(Gast-)Kritik: Subway to Sally – “Nackt II”-Tour 2011, 27.03.2011, Kammgarn Kaiserslautern

Die Mittelalterrocker gastierten in der Kammgarn mit akustischem Set

Im Jahre 2006 beglückten uns Subway to Sally bereits einmal mit einer Nackt-Akustiktour. Damals überzeugten sie vor allem mit wunderschön inszenierten düstere Balladen wie Minne und eingehenden Songs wie Liebeszauber, die in der Akustik-Version richtig zur Geltung kamen. Das Bühnenbild bildete das i-Tüpfelchen und die Band schaffte es mal wieder ihr Publikum zu verzaubern. Dementsprechend haben wir uns riesig auf “Nackt II” gefreut und waren voller Erwartung…

 

Zunächst ein paar Worte zum klassischen Subway-Bühnen Make-up: Schlicht und düster kam es herüber, ein von innen glühender Baum mit Krähen diente als zentrale Trophäe der Bühne, sodass zumindest die Optik auf den ersten Blick überzeugte.

 

Aber auch am Rest, dem Hauptact selbst, gab es kaum etwas zu kritisieren: Subway sind routinierte Künstler. Über Jahre hinweg haben sie sich – nicht nur im Mittelaltergenre – eine gewisse Qualität erarbeitet, die wie immer überzeugte: Sie beherrschen ihre (mittelalterlichen) Instrumente! Erik Fishs dazu passende Stimme klingt live einfach überwältigend, so stark, heroisch, pathetisch.
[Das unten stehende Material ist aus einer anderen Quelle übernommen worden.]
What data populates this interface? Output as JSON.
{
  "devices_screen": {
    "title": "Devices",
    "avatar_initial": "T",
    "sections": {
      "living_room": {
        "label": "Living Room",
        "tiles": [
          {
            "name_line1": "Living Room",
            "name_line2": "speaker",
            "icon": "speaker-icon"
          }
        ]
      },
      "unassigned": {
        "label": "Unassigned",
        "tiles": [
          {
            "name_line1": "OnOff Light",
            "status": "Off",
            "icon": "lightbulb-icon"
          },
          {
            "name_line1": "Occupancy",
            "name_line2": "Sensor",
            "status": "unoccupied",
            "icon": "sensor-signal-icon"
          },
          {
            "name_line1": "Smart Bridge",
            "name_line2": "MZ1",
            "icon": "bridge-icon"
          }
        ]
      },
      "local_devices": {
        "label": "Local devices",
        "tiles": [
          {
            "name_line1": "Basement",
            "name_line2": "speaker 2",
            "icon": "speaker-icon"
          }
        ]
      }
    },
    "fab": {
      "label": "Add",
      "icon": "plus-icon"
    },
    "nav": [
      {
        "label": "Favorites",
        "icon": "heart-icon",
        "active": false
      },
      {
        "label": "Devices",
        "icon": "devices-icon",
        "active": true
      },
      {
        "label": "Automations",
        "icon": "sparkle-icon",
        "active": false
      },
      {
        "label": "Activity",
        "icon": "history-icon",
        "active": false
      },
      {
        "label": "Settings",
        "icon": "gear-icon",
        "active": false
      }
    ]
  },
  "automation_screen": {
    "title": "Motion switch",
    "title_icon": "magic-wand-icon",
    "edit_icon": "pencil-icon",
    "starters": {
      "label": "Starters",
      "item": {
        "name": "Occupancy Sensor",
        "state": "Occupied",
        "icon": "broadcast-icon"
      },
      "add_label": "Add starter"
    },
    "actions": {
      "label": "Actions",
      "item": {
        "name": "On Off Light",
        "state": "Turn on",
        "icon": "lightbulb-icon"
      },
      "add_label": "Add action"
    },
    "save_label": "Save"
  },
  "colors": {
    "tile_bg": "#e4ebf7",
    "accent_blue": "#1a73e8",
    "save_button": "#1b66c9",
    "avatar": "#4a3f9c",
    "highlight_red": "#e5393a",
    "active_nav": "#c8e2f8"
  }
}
Unterstützt von einer Percussionistin und einem Cellist wurde für perfekten Akustik Sound gesorgt.

 

Nach den ersten Songs war die Stimmung durchaus als ausgelassen zu beschreiben; die teils sehr jungen Fans jubelten lautstark zu. Leider beschränkte sich Subway gerade im Mittelteil jedoch mit zu vielen Füllsongs, sodass die anfängliche gute Stimmung schnell ein wenig unterging und versank.

 

Dies schien auch Erik Fish gemerkt zu haben, denn um das Publikum wieder mitzureißen, stimmte die Band ihren Hit „Eisblumen“ an, einst gecovert durch die gleichnamige Künstlerin!

 

Die Setlist an sich war gut gemischt, trotzdem schien die Stimmung, gerade bei den Songs des letzten Albums „Kreuzfeuer“, etwas zu hinken.

 

Hervorzuheben war allerdings die Akustik Version von „Herrin des Feuers“. Wenn man diese beschreiben müsste, würde der Begriff „Wahnsinn“ schon alles erläutern. Auch „Wenn Engel hassen“ und „Henkersbraut“ haben die Leute aufgeweckt und überzeugten (gerade bei diesen  Liedern war dem Publikum anzumerken, WIE der Subway-Funke übergesprungen ist).

 

Nach dem offiziellen Set gab’s gewohnte zwei Zugaben: Fish griff beherzt zu seinem Dudelsack und folgte dem Wunsch der Fans, die – bereits zu Beginn – lautstark „Julia & die Räuber“ forderten. So schaffte die Band einen gelungenen Konzertabschluss mit vielen Höhen, aber leider auch einigen Tiefen

 

Fazit: Nach anfänglichen kleinen Stimmungshängern war es es insgesamt ein gelungener Abend ganz nach Subway-Manier, der allerdings nicht ganz an den Zauber von Nackt I anknüpfen konnte.